Not only does this iterate the data more than once, it can lead to incorrect results. For example, let's say that we have a float data column where 70% of the values have nothing after the decimal point. This will be reported as INTEGER. If code downstream builds a strongly-typed schema based on this, it will then error out on 30% of the data.

  1. The process only iterates over the dataset only once, and is using parallelism, there is only one function to infer data types that receives a list of records, the function is being used N times in parallel, N in this case is the number of processors available at that time.

  2. The process is quite fast, that is a sign that the dataset is not iterated more than once, I am caching the results to avoid re-evaluating values in a column that has already been processed.

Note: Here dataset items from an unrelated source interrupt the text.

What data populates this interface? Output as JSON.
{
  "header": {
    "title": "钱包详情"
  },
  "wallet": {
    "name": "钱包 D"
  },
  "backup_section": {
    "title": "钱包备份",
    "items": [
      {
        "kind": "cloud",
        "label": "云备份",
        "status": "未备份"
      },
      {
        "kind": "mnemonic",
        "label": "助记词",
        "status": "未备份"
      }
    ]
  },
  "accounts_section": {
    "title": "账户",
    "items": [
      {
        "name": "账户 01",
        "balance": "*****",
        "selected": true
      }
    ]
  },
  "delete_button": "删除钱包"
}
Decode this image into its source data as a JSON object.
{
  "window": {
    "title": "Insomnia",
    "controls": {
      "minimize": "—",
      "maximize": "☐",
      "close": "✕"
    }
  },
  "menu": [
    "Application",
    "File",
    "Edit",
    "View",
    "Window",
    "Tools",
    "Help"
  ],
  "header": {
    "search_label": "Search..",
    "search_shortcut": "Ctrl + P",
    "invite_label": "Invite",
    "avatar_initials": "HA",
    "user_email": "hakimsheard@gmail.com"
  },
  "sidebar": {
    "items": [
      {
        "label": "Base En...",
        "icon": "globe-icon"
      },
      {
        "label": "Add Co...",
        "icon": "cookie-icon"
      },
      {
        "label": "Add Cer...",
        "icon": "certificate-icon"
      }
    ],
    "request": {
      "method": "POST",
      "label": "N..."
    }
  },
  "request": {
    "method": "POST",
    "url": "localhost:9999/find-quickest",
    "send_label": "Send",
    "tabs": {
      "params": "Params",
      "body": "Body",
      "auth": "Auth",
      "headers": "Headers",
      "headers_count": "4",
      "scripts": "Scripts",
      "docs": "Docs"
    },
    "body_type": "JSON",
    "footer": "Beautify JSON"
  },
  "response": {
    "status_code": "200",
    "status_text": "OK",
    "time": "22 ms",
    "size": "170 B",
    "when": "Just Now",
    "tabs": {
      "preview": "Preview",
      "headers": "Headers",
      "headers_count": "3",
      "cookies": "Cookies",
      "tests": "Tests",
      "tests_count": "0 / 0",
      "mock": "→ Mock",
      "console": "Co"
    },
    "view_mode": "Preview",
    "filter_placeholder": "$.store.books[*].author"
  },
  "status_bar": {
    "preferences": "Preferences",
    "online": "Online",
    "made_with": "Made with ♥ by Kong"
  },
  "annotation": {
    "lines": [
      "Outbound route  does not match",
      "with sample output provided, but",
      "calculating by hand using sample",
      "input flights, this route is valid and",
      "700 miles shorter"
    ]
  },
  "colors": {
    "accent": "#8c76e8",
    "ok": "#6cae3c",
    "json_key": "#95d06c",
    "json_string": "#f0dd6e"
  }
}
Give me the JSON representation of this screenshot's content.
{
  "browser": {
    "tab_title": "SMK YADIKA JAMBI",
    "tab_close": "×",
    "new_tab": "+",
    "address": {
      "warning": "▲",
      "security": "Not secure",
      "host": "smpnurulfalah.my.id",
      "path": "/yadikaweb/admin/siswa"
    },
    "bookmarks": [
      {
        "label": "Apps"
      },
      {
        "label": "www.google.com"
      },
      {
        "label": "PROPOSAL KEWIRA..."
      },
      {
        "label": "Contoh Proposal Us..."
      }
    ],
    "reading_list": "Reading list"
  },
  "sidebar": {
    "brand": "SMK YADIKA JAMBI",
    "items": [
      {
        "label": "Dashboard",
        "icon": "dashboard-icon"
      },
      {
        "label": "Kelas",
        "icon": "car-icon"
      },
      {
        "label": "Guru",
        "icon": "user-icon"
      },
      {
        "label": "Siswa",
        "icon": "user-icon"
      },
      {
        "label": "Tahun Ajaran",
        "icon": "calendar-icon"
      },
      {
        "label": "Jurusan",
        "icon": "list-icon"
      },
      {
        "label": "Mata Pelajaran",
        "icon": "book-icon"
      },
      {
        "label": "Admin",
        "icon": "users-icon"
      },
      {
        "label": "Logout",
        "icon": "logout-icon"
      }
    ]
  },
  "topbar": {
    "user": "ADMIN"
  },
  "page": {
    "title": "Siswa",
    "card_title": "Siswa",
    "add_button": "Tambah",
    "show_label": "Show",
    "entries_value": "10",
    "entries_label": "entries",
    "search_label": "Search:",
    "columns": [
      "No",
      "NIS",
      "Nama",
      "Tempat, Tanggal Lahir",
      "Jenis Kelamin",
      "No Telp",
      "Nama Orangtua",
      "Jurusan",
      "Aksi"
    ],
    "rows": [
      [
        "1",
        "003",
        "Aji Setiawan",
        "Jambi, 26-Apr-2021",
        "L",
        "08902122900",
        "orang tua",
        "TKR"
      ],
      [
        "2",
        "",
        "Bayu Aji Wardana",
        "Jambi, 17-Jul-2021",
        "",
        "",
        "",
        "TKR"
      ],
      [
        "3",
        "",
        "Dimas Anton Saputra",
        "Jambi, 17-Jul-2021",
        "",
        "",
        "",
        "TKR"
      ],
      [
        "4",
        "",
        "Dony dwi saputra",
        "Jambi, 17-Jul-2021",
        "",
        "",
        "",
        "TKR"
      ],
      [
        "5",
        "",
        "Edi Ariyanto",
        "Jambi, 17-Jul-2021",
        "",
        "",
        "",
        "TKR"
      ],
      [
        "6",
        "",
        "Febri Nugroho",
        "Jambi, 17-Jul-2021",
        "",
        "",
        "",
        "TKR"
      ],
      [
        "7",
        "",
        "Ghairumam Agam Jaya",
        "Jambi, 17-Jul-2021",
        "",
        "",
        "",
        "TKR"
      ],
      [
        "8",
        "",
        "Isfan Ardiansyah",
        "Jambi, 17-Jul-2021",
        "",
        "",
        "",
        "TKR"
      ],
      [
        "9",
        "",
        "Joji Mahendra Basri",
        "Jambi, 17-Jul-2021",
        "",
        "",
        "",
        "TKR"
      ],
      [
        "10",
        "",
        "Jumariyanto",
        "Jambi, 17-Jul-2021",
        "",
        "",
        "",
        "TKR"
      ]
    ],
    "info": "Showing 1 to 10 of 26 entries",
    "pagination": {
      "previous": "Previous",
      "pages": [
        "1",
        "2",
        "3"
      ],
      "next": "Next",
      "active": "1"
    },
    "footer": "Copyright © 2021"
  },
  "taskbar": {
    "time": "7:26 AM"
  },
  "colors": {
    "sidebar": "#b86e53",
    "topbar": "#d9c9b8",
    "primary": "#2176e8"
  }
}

  3. I agree with this, there must be presence of conditions, for example: FLOAT has more weight over INTEGER only if FLOAT is greater than 0%, In that way I will take into account your entire next paragraph <- working on this

A more accurate detection mechanism would be to have a hierarchical tree of detection precision. At the top is STRING, of course, but for example you could have INTEGER -> FLOAT -> STRING as part of the hierarchy. Keep track of the most precise inference you have so far, and if the current inference doesn't match it, merge the two on whichever type is higher up the hierarchy. This might take a bit of work to set up, but it will yield better results and would most likely run faster as well because you don't need a second iteration for analysis.

  1. already explained above
Pansynchro-Admin commented 2 years ago

To clarify, while the dataset per se is not iterated a second time, it looks like the set of unique values in a column is. In the worst case, where every row has a unique value, the two are one and the same.

Wittline commented 2 years ago

To clarify, while the dataset per se is not iterated a second time, it looks like the set of unique values in a column is. In the worst case, where every row has a unique value, the two are one and the same.

Yes, you are right, organic datasets will always come with biases in their values, it is unlikely to find datasets with real phenomena that have a uniform distribution of symbols and much less likely to have a dataset with many columns with unique values. The parallelism here perhaps dampens the times a bit even if you don't have an advantage with caching.

Wittline commented 2 years ago

The inference system appears a tad overcomplicated. It looks like the workflow for this is:

  1. Open the CSV file
  2. Randomly sample some configurable percentage of the estimated number of rows of the file.
  3. Check these values in parallel, counting types values and inferring types individually on each of them.
  4. Recombine the results, check which type has the heaviest representation, and return that as the answer.

Not only does this iterate the data more than once, it can lead to incorrect results. For example, let's say that we have a float data column where 70% of the values have nothing after the decimal point. This will be reported as INTEGER. If code downstream builds a strongly-typed schema based on this, it will then error out on 30% of the data.

A more accurate detection mechanism would be to have a hierarchical tree of detection precision. At the top is STRING, of course, but for example you could have INTEGER -> FLOAT -> STRING as part of the hierarchy. Keep track of the most precise inference you have so far, and if the current inference doesn't match it, merge the two on whichever type is higher up the hierarchy. This might take a bit of work to set up, but it will yield better results and would most likely run faster as well because you don't need a second iteration for analysis.

I separated the shuffling process from inference process and now I'm iterating the dataset only once, avoiding loading it completely into memory.